Run `crimes init --agents` in a repo to add crimes.config.json plus Claude Code and Codex skill files.

The script no-ops in CI (CI=true) and behind a CRIMES_DISABLE_POSTINSTALL=1 escape hatch — the message is for interactive global installs, not for automated environments.

The smoke test now packs and verifies scripts/postinstall.mjs lands in the tarball, with an explicit allowlist exception in the “tarball should not ship dev scripts” guard.

The repo moved ROADMAP_STATUS.md into docs/roadmap.md in commit 5743099 (“Move plan docs out of root”), but the landing page’s “Live status” link and llms.txt’s roadmap pointer were left at the old path and 404’d. Both now resolve to docs/roadmap.md.

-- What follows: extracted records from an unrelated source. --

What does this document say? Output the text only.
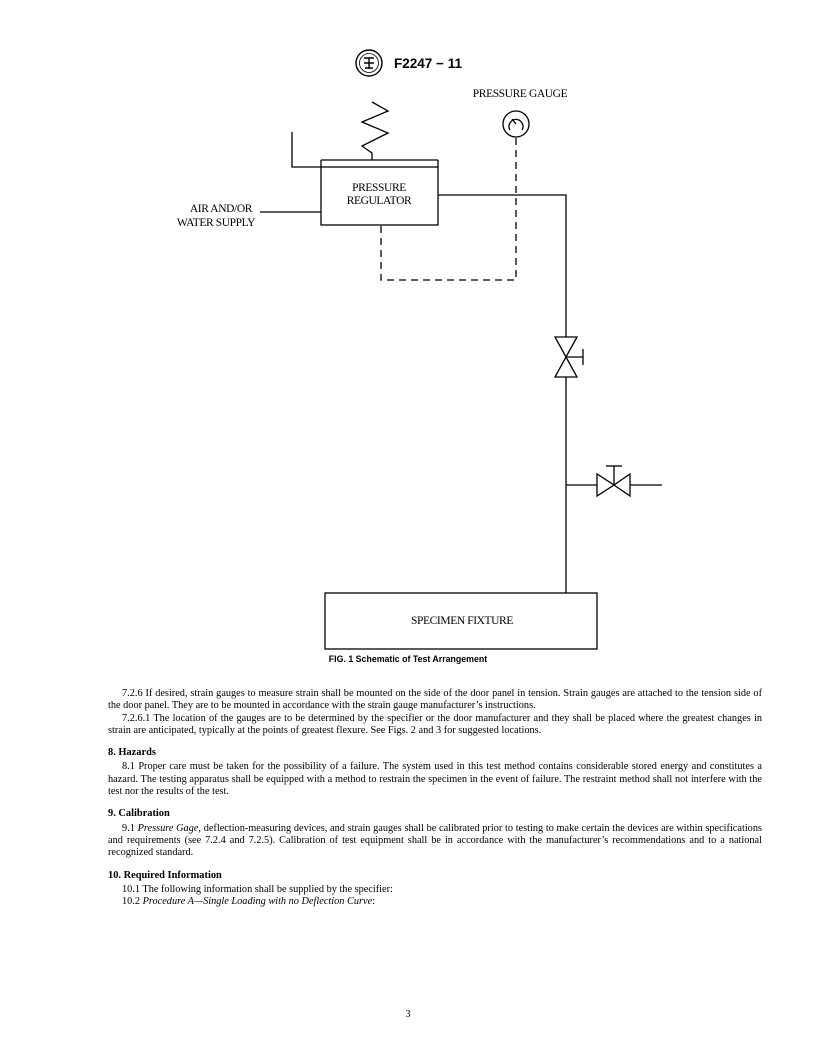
F2247 − 11
PRESSURE GAUGE
PRESSURE
REGULATOR
AIR AND/OR
WATER SUPPLY
SPECIMEN FIXTURE
FIG. 1 Schematic of Test Arrangement

7.2.6 If desired, strain gauges to measure strain shall be mounted on the side of the door panel in tension. Strain gauges are attached to the tension side of the door panel. They are to be mounted in accordance with the strain gauge manufacturer’s instructions.

7.2.6.1 The location of the gauges are to be determined by the specifier or the door manufacturer and they shall be placed where the greatest changes in strain are anticipated, typically at the points of greatest flexure. See Figs. 2 and 3 for suggested locations.

8. Hazards

8.1 Proper care must be taken for the possibility of a failure. The system used in this test method contains considerable stored energy and constitutes a hazard. The testing apparatus shall be equipped with a method to restrain the specimen in the event of failure. The restraint method shall not interfere with the test nor the results of the test.

9. Calibration

9.1 Pressure Gage, deflection-measuring devices, and strain gauges shall be calibrated prior to testing to make certain the devices are within specifications and requirements (see 7.2.4 and 7.2.5). Calibration of test equipment shall be in accordance with the manufacturer’s recommendations and to a national recognized standard.

10. Required Information

10.1 The following information shall be supplied by the specifier:

10.2 Procedure A—Single Loading with no Deflection Curve:

3
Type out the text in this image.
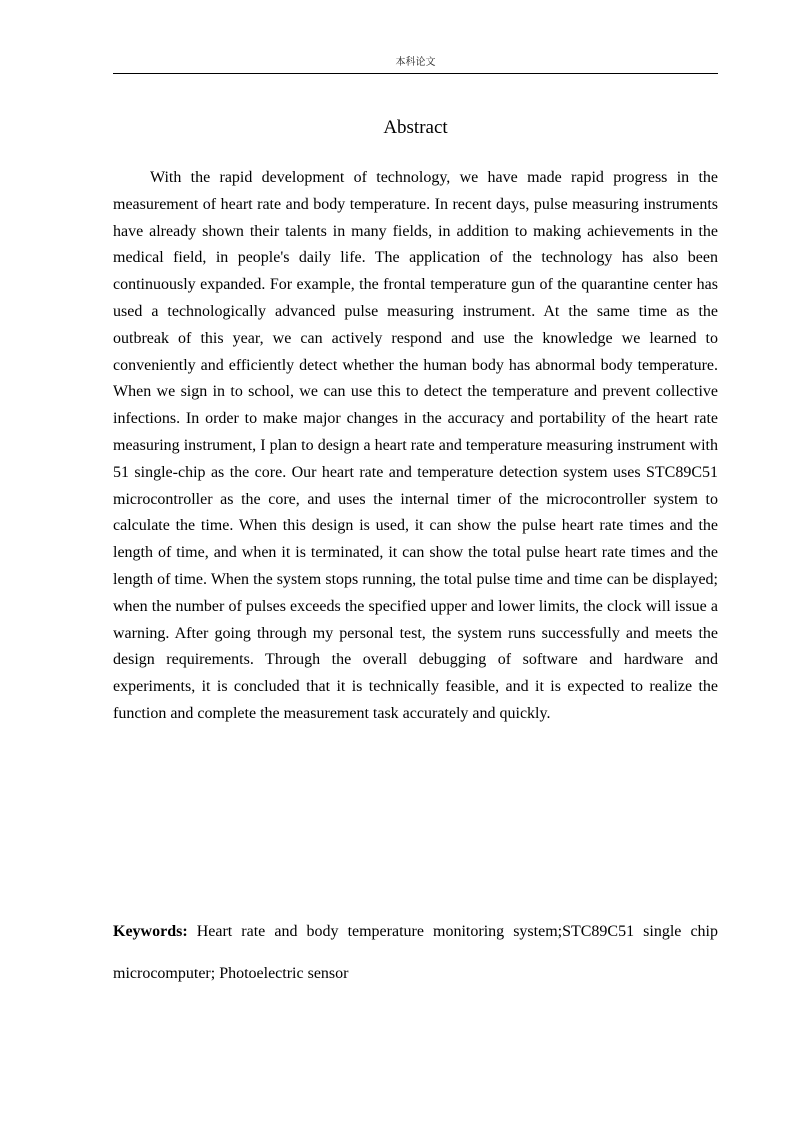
本科论文
Abstract

With the rapid development of technology, we have made rapid progress in the measurement of heart rate and body temperature. In recent days, pulse measuring instruments have already shown their talents in many fields, in addition to making achievements in the medical field, in people's daily life. The application of the technology has also been continuously expanded. For example, the frontal temperature gun of the quarantine center has used a technologically advanced pulse measuring instrument. At the same time as the outbreak of this year, we can actively respond and use the knowledge we learned to conveniently and efficiently detect whether the human body has abnormal body temperature. When we sign in to school, we can use this to detect the temperature and prevent collective infections. In order to make major changes in the accuracy and portability of the heart rate measuring instrument, I plan to design a heart rate and temperature measuring instrument with 51 single-chip as the core. Our heart rate and temperature detection system uses STC89C51 microcontroller as the core, and uses the internal timer of the microcontroller system to calculate the time. When this design is used, it can show the pulse heart rate times and the length of time, and when it is terminated, it can show the total pulse heart rate times and the length of time. When the system stops running, the total pulse time and time can be displayed; when the number of pulses exceeds the specified upper and lower limits, the clock will issue a warning. After going through my personal test, the system runs successfully and meets the design requirements. Through the overall debugging of software and hardware and experiments, it is concluded that it is technically feasible, and it is expected to realize the function and complete the measurement task accurately and quickly.

Keywords: Heart rate and body temperature monitoring system;STC89C51 single chip microcomputer; Photoelectric sensor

  • packages/core/src/ia/build.ts. The 78-line monolith buildIaIndex body is split into collectSourceSignals, readSourceSignal, and a tighter collectAgentInventory. Same outputs, individually testable.
  • packages/core/src/detectors/missing-agent-context.ts. The finding constructor is split into hasAgentContext, missingAgentContextFinding, and missingAgentContextEvidence helpers. Same behaviour, easier to extend when the next agent vendor lands.
  • No schema_version bump. The Finding wire format is byte-identical to 0.8.1. The ExplainReport envelope gains likely_remedies: string[] — additive.
  • No config schema changes. Existing crimes.config.json files keep working unchanged.
  • No package dependency changes.
  • No new commands. crimes init gains a --codex-skill flag and the --agents flag now writes more files — same command surface otherwise.
Terminal window
npm install -g crimes@0.9.0
crimes --version # crimes@0.9.0

For users on crimes@0.8.x:

  • If you have a .claude/skills/crimes/SKILL.md but want Codex coverage too, run crimes init --codex-skill (or --agents to refresh both — note that --agents without --force will refuse if the Claude skill already exists).
  • If your CI gates on crimes scan --fail-on high or crimes baseline check --fail-on, expect at most one new finding kind (finder_duplicate_filename) — and only if your repo actually contains Finder-suffixed files, which is rare in checked-in code.
  • If you parse crimes explain --format json output, the new likely_remedies: string[] field is required on the response. Treat it as additive.